Wnt5a expression in postnatal periodontium is robust in the alveolar bone as well as in ameloblast and odontoblast layers. In the embryonic tooth germ, Wnt5a expression is primarily confined to dental mesenchyme [3]. By embryonic day 14.5, however, Wnt5a is expressed in the enamel knot [3]. Therefore, our observed postnatal Wnt5a expression in the developing ameloblasts and odontoblasts appears to be a continuation of the presence of Wnt5a in prenatal tooth germ. The Wnt5a expression in alveolar bone is remarkable. Accordingly, we isolated DFSCs and found that they are somewhat modest in their innate ability to differentiate into osteoblasts, in comparison with postnatal bone marrow stromal cells that readily differentiate into osteoblasts ex vivo under permissive conditions [6]. A cautionary note is that in vitro assays of osteogenesis including alizarin red and von Kossa depend on culture medium conditions [18]. Stronger Wnt5a expression when native DFSCs are exposed to osteogenesis induction medium suggests its involvement in mineralization, perhaps towards cementoblasts and/or alveolar osteoblasts.
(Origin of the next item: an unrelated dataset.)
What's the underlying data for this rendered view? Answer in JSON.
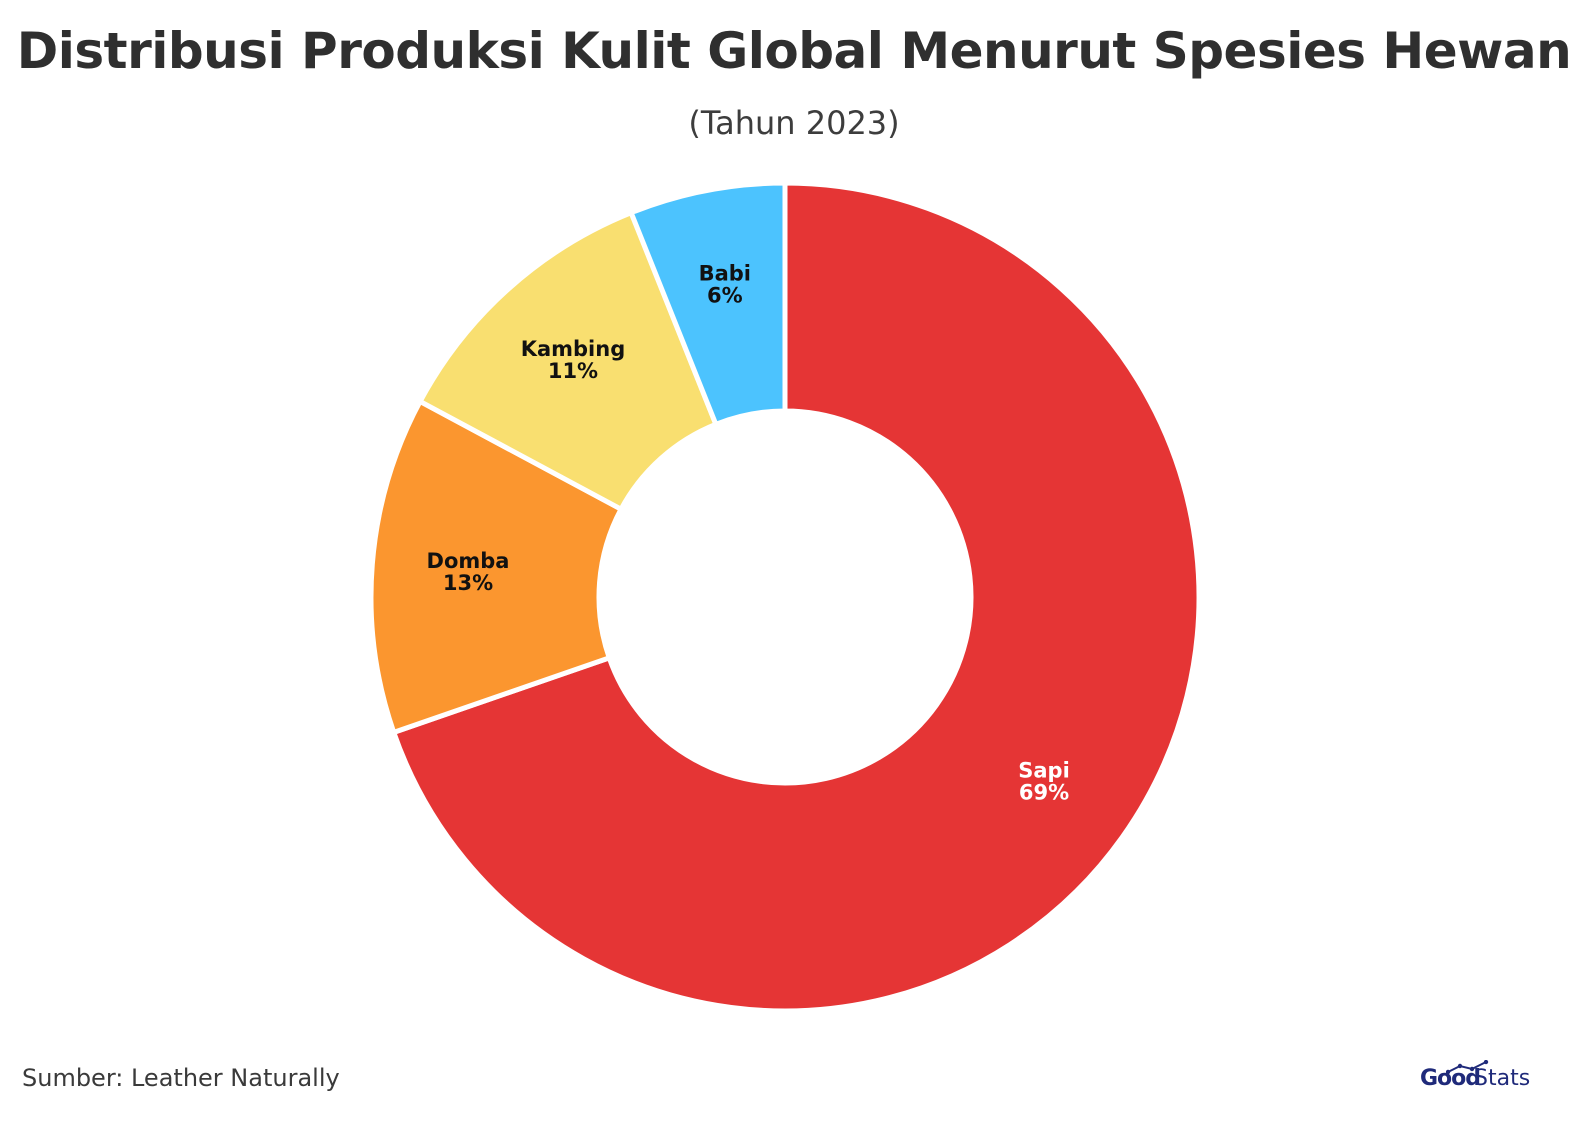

In balance, however, osteogenesis-related genes including Ocn, Runx2 and collagen1a1 are upregulated only in the presence of both Wnt5a and BMP2, consistent with in prenatal dental follicle cells [19]. Our ongoing work explores the crosstalk between Wnt5a and BMP signaling in DFSCs. Our finding of RANKL expression upon Wnt5a treatment in DFSCs was motivated by their unimpressive osteogenesis, consistent with recent data showing that Wnt5a overexpression in a transgenic mouse model presented a lack of enhanced bone formation or mineralization [20]. RANKL upregulation by Wnt5a overexpression in DFSCs, but not OPG, is consistent with previous results that noncanonical signaling receptor Ror2 is expressed in osteoclast precursor cells and, by binding to Wnt5a, activates osteoclastogenesis [8, 21, 22]. Wnt5a plays putative roles in bone metabolism and bone remodeling – perhaps as a moderate osteogenesis enhancer, yet it may mediate osteoclastogenesis by RANKL – in ways that are important for maintaining the unmineralized PDL and mineralized cementum/alveolar bone. This speculation obviously requires additional investigations to prove or disapprove.
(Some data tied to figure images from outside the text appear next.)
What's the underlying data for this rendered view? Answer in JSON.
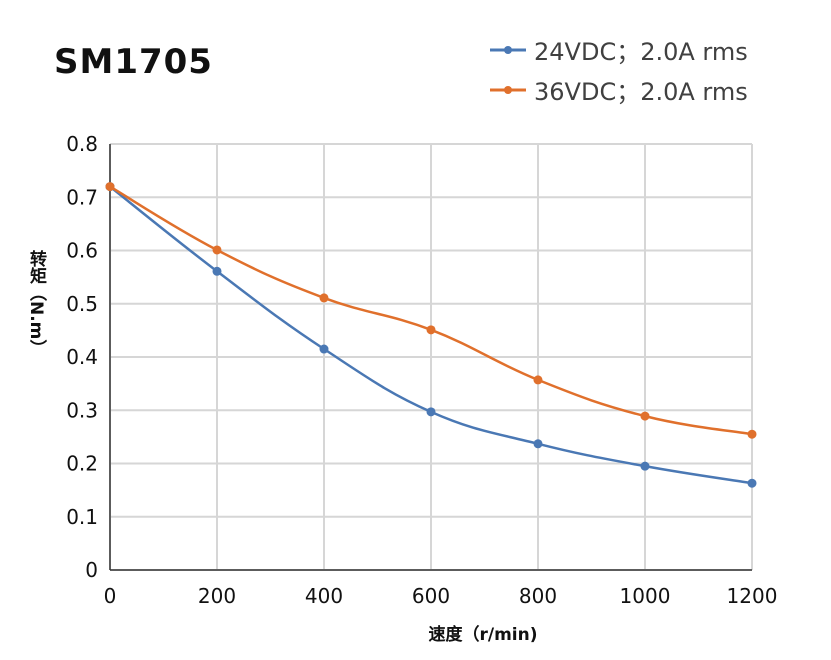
{
  "chart_data": {
    "type": "line",
    "title": "SM1705",
    "xlabel": "速度（r/min)",
    "ylabel": "转矩（N.m）",
    "xlim": [
      0,
      1200
    ],
    "ylim": [
      0,
      0.8
    ],
    "xticks": [
      0,
      200,
      400,
      600,
      800,
      1000,
      1200
    ],
    "yticks": [
      0,
      0.1,
      0.2,
      0.3,
      0.4,
      0.5,
      0.6,
      0.7,
      0.8
    ],
    "grid": true,
    "legend_position": "top-right",
    "x": [
      0,
      200,
      400,
      600,
      800,
      1000,
      1200
    ],
    "series": [
      {
        "name": "24VDC；2.0A rms",
        "color": "#4a78b4",
        "values": [
          0.72,
          0.561,
          0.415,
          0.297,
          0.237,
          0.195,
          0.163
        ]
      },
      {
        "name": "36VDC；2.0A rms",
        "color": "#e0702c",
        "values": [
          0.72,
          0.601,
          0.511,
          0.451,
          0.357,
          0.289,
          0.255
        ]
      }
    ]
  }
}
Wnt5a mediates noncanonical Wnt signaling and regulates cell proliferation, migration and polarization [23]. C-Jun N-terminal kinase (JNK) is a member of the mitogen-activated protein kinase family. When tyrosine and threonine are phosphorylated, JNK is activated [24]. Our finding of Wnt5a activation of the p-Jnk1/2 pathway, and conversely inhibition of p-Jnk1/2 by SP600125, indicates that noncanonical signaling is activated in DFSCs, similar to Wnt5a activation of intracellular c-Jun signaling in dental papilla cells [25] and bone marrow stromal cells [26]. JNK signaling is involved in cell polarization [27], migration [25] and osteogenic differentiation. Attenuation of Runx2, Ocn and Col1a1 expression upon application of JNK inhibitor SP600125 to dental follicle cells suggests that Wnt5a-mediated osteogenesis, counteracted by JNK inhibitors, is important for mineralization of dental follicle cells. Wnt5a overexpression attenuates the proliferation of DFSCs, and probably predisposes them for differentiation, consistent with previous reports of Wnt5a effects in other cell types [28]. Another fundamental cell behavior is migration, which is important for both development and tissue regeneration [12, 13, 15, 29]. Wnt5a clearly enhances the migration of DFSCs as we discovered here, consistent with Wnt5a promotion of tumor cell migration [3032].


Wnt5a appears to play important roles in the fate of DFSCs in development, homeostasis and perhaps regeneration of the periodontium, with potential implications in tooth eruption, orthodontic tooth movement, dental implant bone healing and periodontal disease.